Alternatively, the cetacean-like teeth of mesonychians must be the product of convergent evolution (Figure 5, right). The latter rationalization, in fact, is the one that appears widely accepted by evolutionists.11,14,36,66 Such thinking constitutes a revolution of sorts in mammalian paleontology. Prior to the recent turn of events, teeth had been used for construction of mammalian phylogenies, more or less uncritically, for over a century. All this time, dental features had been generally considered too detailed to be capable of being duplicated independently via convergent evolution.66
There is yet another set of rationalizations invoked for the conflicting phylogenies shown in Figures 4 and 5. It would have us believe that the most basal cetaceans, artiodactyls, and mesonychians have not been discovered, and these postulated fossils hold the key to our understanding of the correct evolutionary branching order.67 Apart from being ad hoc, this hypothesis is self-defeating because it invokes large gaps in the fossil records of the mammalian orders, and thereby implicitly repudiates the claim that fossil cetaceans qualify as a transition-filled sequence! It invokes nonexistent fossils to resolve problems in known ones.

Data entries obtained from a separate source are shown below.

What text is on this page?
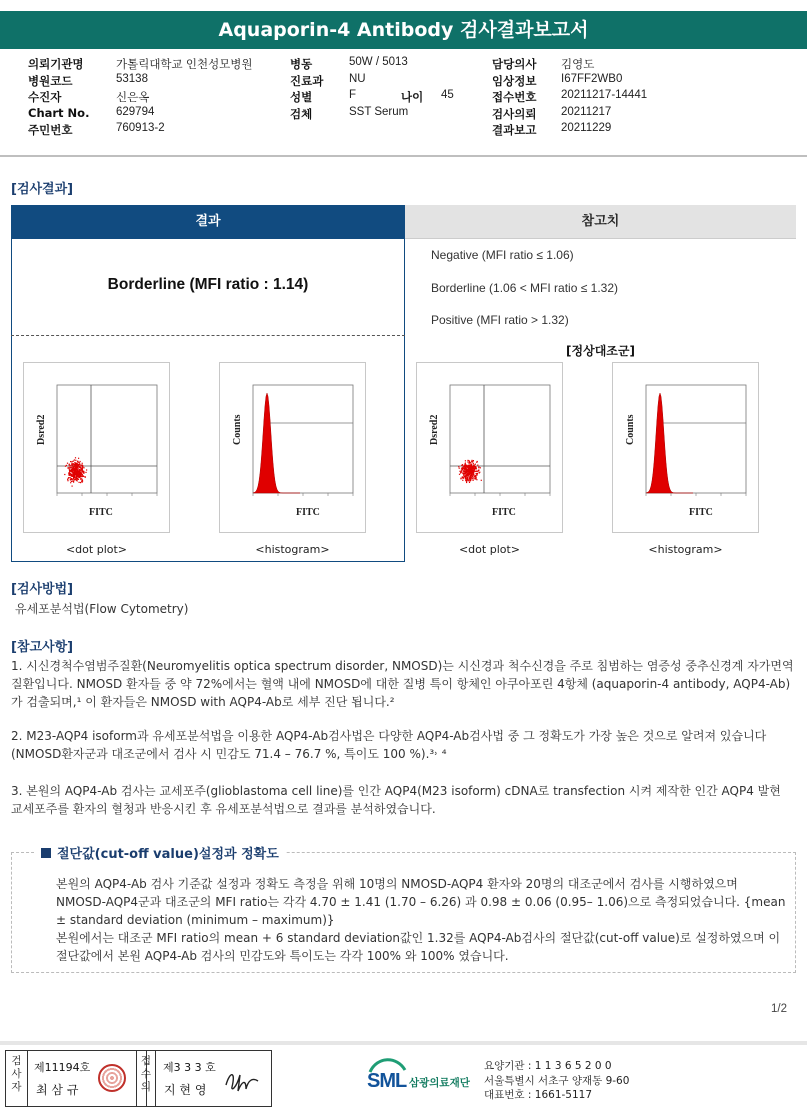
Aquaporin-4 Antibody 검사결과보고서
의뢰기관명	가톨릭대학교 인천성모병원	병동	50W / 5013	담당의사 김영도
병원코드	53138	진료과 NU	임상정보 I67FF2WB0
수진자	신은옥	성별	F	나이 45	접수번호 20211217-14441
Chart No. 629794	검체	SST Serum	검사의뢰 20211217
주민번호	760913-2	결과보고 20211229
[검사결과]
결과	참고치
Borderline (MFI ratio : 1.14)
Negative (MFI ratio ≤ 1.06)
Borderline (1.06 < MFI ratio ≤ 1.32)
Positive (MFI ratio > 1.32)
[정상대조군]
Dsred2
FITC
<dot plot>
Counts
FITC
<histogram>
Dsred2
FITC
<dot plot>
Counts
FITC
<histogram>
[검사방법]
유세포분석법(Flow Cytometry)
[참고사항]
1. 시신경척수염범주질환(Neuromyelitis optica spectrum disorder, NMOSD)는 시신경과 척수신경을 주로 침범하는 염증성 중추신경계 자가면역 질환입니다. NMOSD 환자들 중 약 72%에서는 혈액 내에 NMOSD에 대한 질병 특이 항체인 아쿠아포린 4항체 (aquaporin-4 antibody, AQP4-Ab)가 검출되며,¹ 이 환자들은 NMOSD with AQP4-Ab로 세부 진단 됩니다.²
2. M23-AQP4 isoform과 유세포분석법을 이용한 AQP4-Ab검사법은 다양한 AQP4-Ab검사법 중 그 정확도가 가장 높은 것으로 알려져 있습니다(NMOSD환자군과 대조군에서 검사 시 민감도 71.4 – 76.7 %, 특이도 100 %).³˒ ⁴
3. 본원의 AQP4-Ab 검사는 교세포주(glioblastoma cell line)를 인간 AQP4(M23 isoform) cDNA로 transfection 시켜 제작한 인간 AQP4 발현 교세포주를 환자의 혈청과 반응시킨 후 유세포분석법으로 결과를 분석하였습니다.
절단값(cut-off value)설정과 정확도
본원의 AQP4-Ab 검사 기준값 설정과 정확도 측정을 위해 10명의 NMOSD-AQP4 환자와 20명의 대조군에서 검사를 시행하였으며 NMOSD-AQP4군과 대조군의 MFI ratio는 각각 4.70 ± 1.41 (1.70 – 6.26) 과 0.98 ± 0.06 (0.95– 1.06)으로 측정되었습니다. {mean ± standard deviation (minimum – maximum)}
본원에서는 대조군 MFI ratio의 mean + 6 standard deviation값인 1.32를 AQP4-Ab검사의 절단값(cut-off value)로 설정하였으며 이 절단값에서 본원 AQP4-Ab 검사의 민감도와 특이도는 각각 100% 와 100% 였습니다.
1/2
검사자
제11194호
최 삼 규
접수의
제3 3 3 호
지 현 영	SML 삼광의료재단
요양기관 : 1 1 3 6 5 2 0 0
서울특별시 서초구 양재동 9-60
대표번호 : 1661-5117
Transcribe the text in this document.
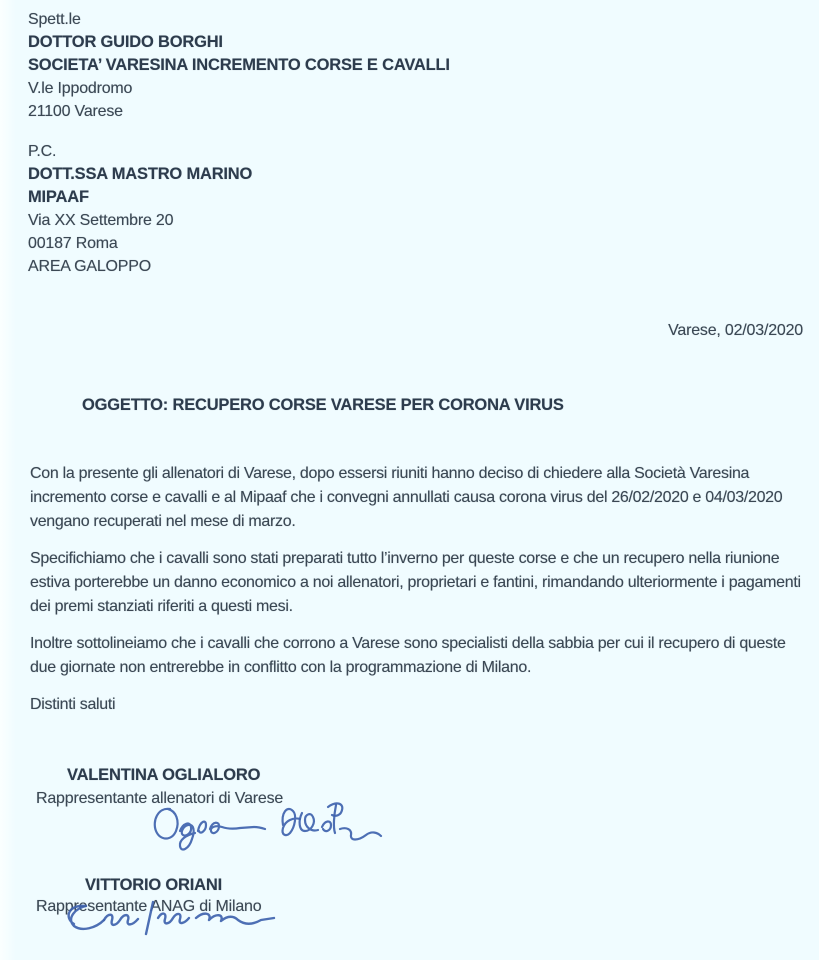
Spett.le
DOTTOR GUIDO BORGHI
SOCIETA’ VARESINA INCREMENTO CORSE E CAVALLI
V.le Ippodromo
21100 Varese
P.C.
DOTT.SSA MASTRO MARINO
MIPAAF
Via XX Settembre 20
00187 Roma
AREA GALOPPO
Varese, 02/03/2020
OGGETTO: RECUPERO CORSE VARESE PER CORONA VIRUS

Con la presente gli allenatori di Varese, dopo essersi riuniti hanno deciso di chiedere alla Società Varesina incremento corse e cavalli e al Mipaaf che i convegni annullati causa corona virus del 26/02/2020 e 04/03/2020 vengano recuperati nel mese di marzo.

Specifichiamo che i cavalli sono stati preparati tutto l’inverno per queste corse e che un recupero nella riunione estiva porterebbe un danno economico a noi allenatori, proprietari e fantini, rimandando ulteriormente i pagamenti dei premi stanziati riferiti a questi mesi.

Inoltre sottolineiamo che i cavalli che corrono a Varese sono specialisti della sabbia per cui il recupero di queste due giornate non entrerebbe in conflitto con la programmazione di Milano.

Distinti saluti

VALENTINA OGLIALORO
Rappresentante allenatori di Varese
VITTORIO ORIANI
Rappresentante ANAG di Milano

In answer to the questions posed by the title of this report, the answers are: 1). No, walking whales do not exist. Just because pakicetids have somewhat cetacean-like middle ears and cetartiodactyla-type double-pulleyed heel bones, this does not yet make them whales—unless of course one is willing to entertain the most ludicrously-strained definition of a whale. Perhaps pakicetids are walking whales just as firetrucks are tomatoes on wheels (since both firetrucks and tomatoes are red, and both are filled with water). 2). Owing to widespread so-called evolutionary convergence, a nested hierarchy of living things exists only in part. The more detailed the anatomical analysis, the more the nested hierarchy breaks down. While full-bodied chimeric creatures, such as mermaids and mermen, do not exist, somewhat lesser examples of chimeric creatures, of which pakicetids and mesonychids are notable examples, definitely exist.
Whenever evolutionists make assertions about the limits of convergence, they do so on an after-the-fact basis.68 As ever-more-detailed examples of convergence are found, evolutionists are forced to backpedal, thus ‘moving the goalpost’ of conceivable convergence. For a long time, evolutionists had tacitly supposed that detailed convergences of clusters of traits (modules), such as the independent acquisition of cetacean-like teeth in mesonychids and cetaceans (Figure 5, right), were a virtual impossibility. What is there to stop the evolutionists from saying, in case of the discovery of a mermaid-like chimeric creature, that even more pronounced convergence of modular units can occur than previously supposed? Evolutionary theory is so plastic that any observation could be fitted into it. The apparent absence of extremely-chimeric creatures cannot, by any standard of reasoning, be accepted as evidence for evolution. To the contrary, the existence of less-extreme chimeric creatures, notably ‘fossil whales’, argues strongly against a common evolutionary ancestry of living things.